Anatomie d’une chute : le crime, le couple et l’enfant
Au-delà de la mécanique impressionnante de son scénario brillamment architecturé, ce qui fait le prix du film de Justine Triet, c’est la place de premier plan qu’y trouve le personnage de l’enfant.
A l’annonce de la liste des films en compétition à Cannes cette année, on n’aurait pas forcément parié gros sur le film de Justine Triet. Ses deux précédents films, Victoria (2016) et Sibyl (2019) étaient marqués par une grande originalité de ton et une belle ambition romanesque, mais si le premier était réussi, l’autre l’était beaucoup moins. Dès les premières séquences, Anatomie d’une chute s’impose comme une palme d’or incontestable, un film puissant et magistral en tout point. On y suit la mise en accusation puis le procès de Sandra, femme écrivain dont le mari Samuel a chuté du deuxième étage de leur chalet dans les Alpes. Se moulant dans le genre très codifié du film de procès, avec comme référence essentielle Autopsie d’un meurtre d’Otto Preminger sorti en 1959, Triet construit un récit ciselé et passionnant. Il n’est pas étonnant que le projet initial ait été une série car les personnages et les situations ont une densité qui laisse deviner un processus d’écriture fait de réductions successives jusqu’à une épure remarquable. Passant de la langue anglaise au français, les dialogues sont constamment justes et aident le spectateur à entrer progressivement dans le mystère de cette mort. Par la mobilité de la caméra, la vivacité des dialogues et la qualité de l’interprétation, le film échappe à tous les poncifs de la fiction télévisuelle, à laquelle le genre du film de procès menaçait de le rattacher.

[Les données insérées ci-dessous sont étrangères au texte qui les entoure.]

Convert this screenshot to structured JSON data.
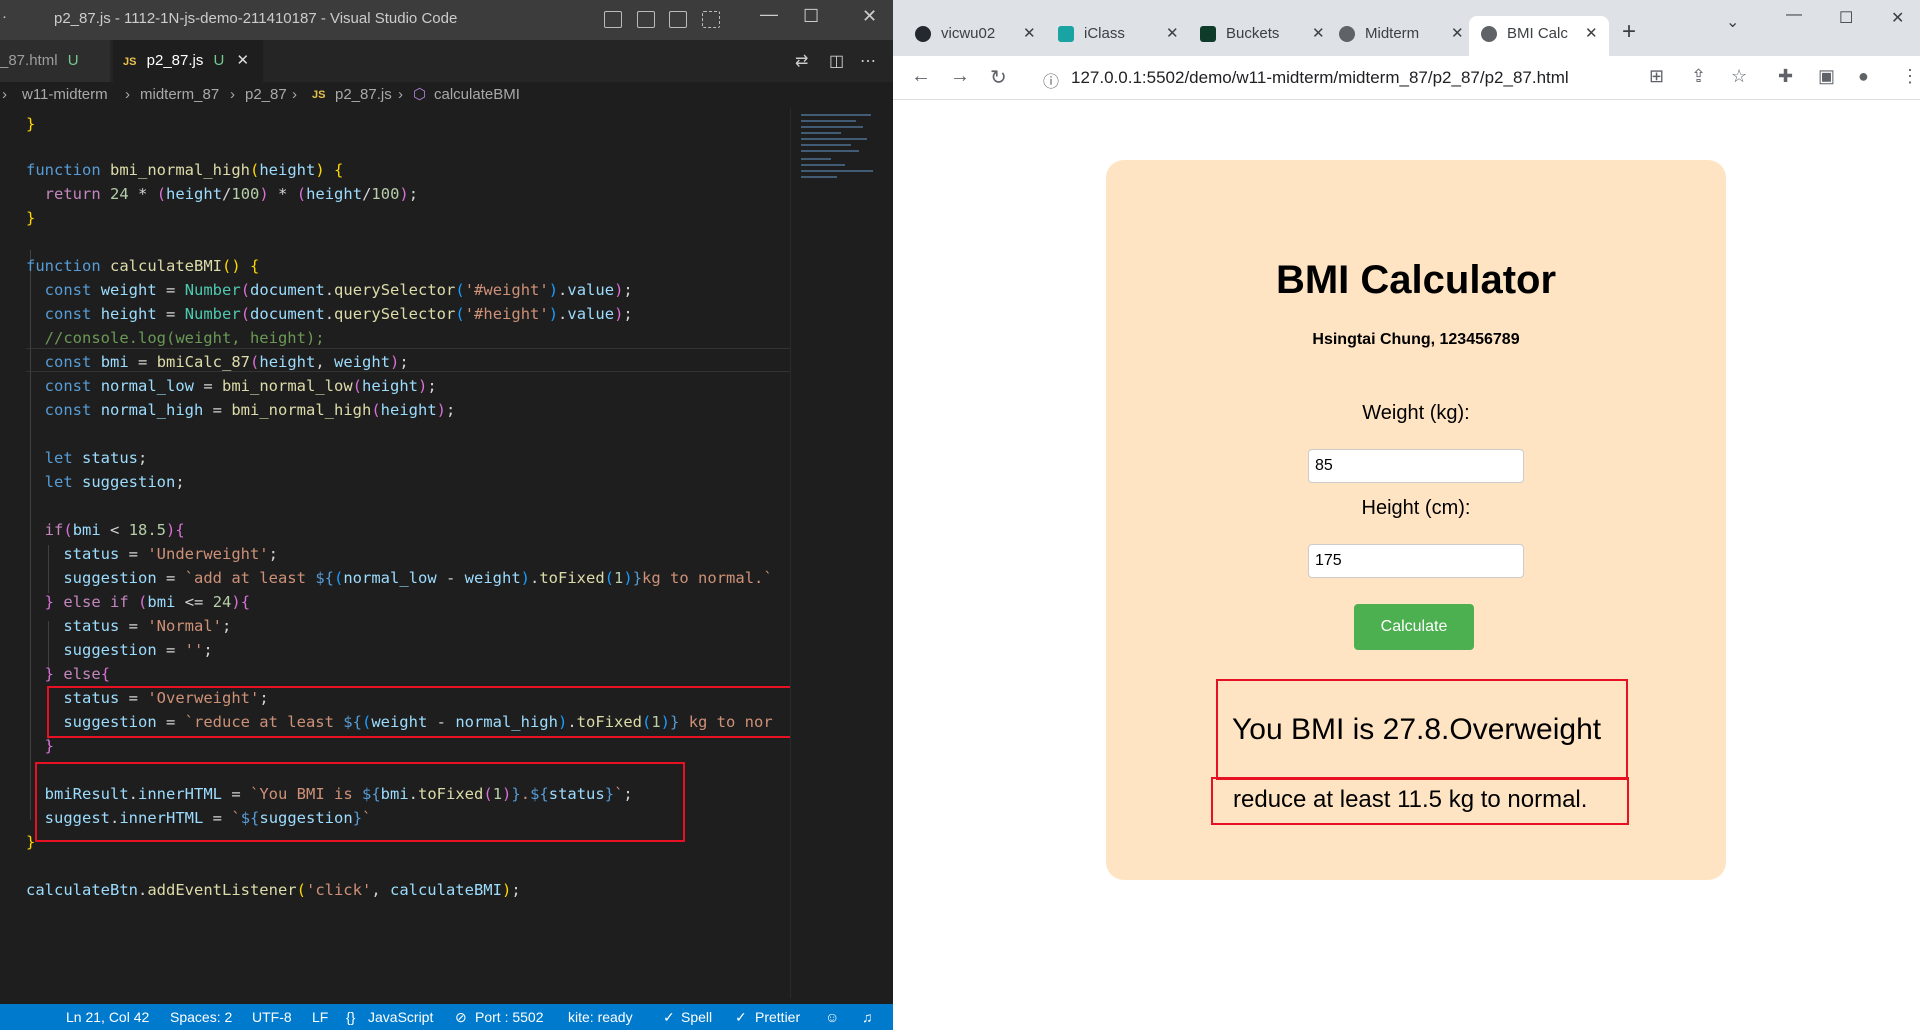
{
  "vscode": {
    "window_title": "p2_87.js - 1112-1N-js-demo-211410187 - Visual Studio Code",
    "tabs": [
      {
        "label": "_87.html",
        "status": "U"
      },
      {
        "label": "p2_87.js",
        "status": "U",
        "badge": "JS"
      }
    ],
    "breadcrumb": [
      "w11-midterm",
      "midterm_87",
      "p2_87",
      "p2_87.js",
      "calculateBMI"
    ],
    "status_bar": {
      "position": "Ln 21, Col 42",
      "spaces": "Spaces: 2",
      "encoding": "UTF-8",
      "eol": "LF",
      "language": "JavaScript",
      "port": "Port : 5502",
      "kite": "kite: ready",
      "spell": "Spell",
      "prettier": "Prettier"
    }
  },
  "browser": {
    "tabs": [
      {
        "label": "vicwu02",
        "icon": "github-icon"
      },
      {
        "label": "iClass",
        "icon": "iclass-icon"
      },
      {
        "label": "Buckets",
        "icon": "buckets-icon"
      },
      {
        "label": "Midterm",
        "icon": "globe-icon"
      },
      {
        "label": "BMI Calc",
        "icon": "globe-icon",
        "active": true
      }
    ],
    "url": "127.0.0.1:5502/demo/w11-midterm/midterm_87/p2_87/p2_87.html"
  },
  "bmi_page": {
    "title": "BMI Calculator",
    "author": "Hsingtai Chung, 123456789",
    "weight_label": "Weight (kg):",
    "weight_value": "85",
    "height_label": "Height (cm):",
    "height_value": "175",
    "button_label": "Calculate",
    "result_text": "You BMI is 27.8.Overweight",
    "suggestion_text": "reduce at least 11.5 kg to normal."
  },
  "colors": {
    "card_bg": "#ffe4c4",
    "button_bg": "#4caf50",
    "highlight_box": "#e81123",
    "statusbar": "#007acc"
  }
}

Aidée par son coscénariste Arthur Harari, Justine Triet montre que, derrière la recherche de la vérité, un procès raconte surtout notre société – un principe déjà clé dans le très beau Saint-Omer d’Alice Diop sorti l’année dernière. Jusqu’aux dernières séquences d’Anatomie d’une chute, le doute subsiste. Mais entre temps, le spectateur est entré dans l’intimité d’un couple, faite de non-dits et de rancœurs, d’ambitions déçues et de jalousie, avec les questions de la répartition du temps et de l’épanouissement personnel comme points d’achoppements essentiels. Le film aurait déjà été époustouflant de maîtrise s’il s’était contenté de n’être que la dissection d’une vie de couple à travers un procès pour homicide. Seulement, il serait resté un peu froid. C’est le traitement du personnage de Daniel, fils de Sandra et Samuel, qui élève le film[1]. Malvoyant suite à un accident, le jeune garçon découvre le corps de son père dans la neige. Lorsqu’il est interrogé lors du procès, à la fois par l’avocat général et par l’avocat de la défense, la caméra reste fixée sur lui et, par un mouvement de bascula allant de gauche à droite, transmet au spectateur la cruauté de ce moment pour l’adolescent. A la fin du film, sa prise de parole est déterminante dans l’issue du procès. Cette séquence bouleversante permet à une émotion jusqu’ici retenue d’affleurer.
Couronné par la palme d’or à Cannes, Anatomie d’une chute est donc un très grand film qui écrase déjà toute concurrence en vue des prochains Césars.
[1] Le personnage de Daniel permet d’ailleurs de dresser un parallèle avec le Shining de Stanley Kubrick (1980), qui se déroule également dans un décor enneigé. Il porte le même prénom et la même coupe de cheveux que l’enfant de Jack Torrance. C’est un peu comme si le procès de Sandra était celui de l’épouse de Jack Torrance (lui aussi écrivain en panne d’inspiration).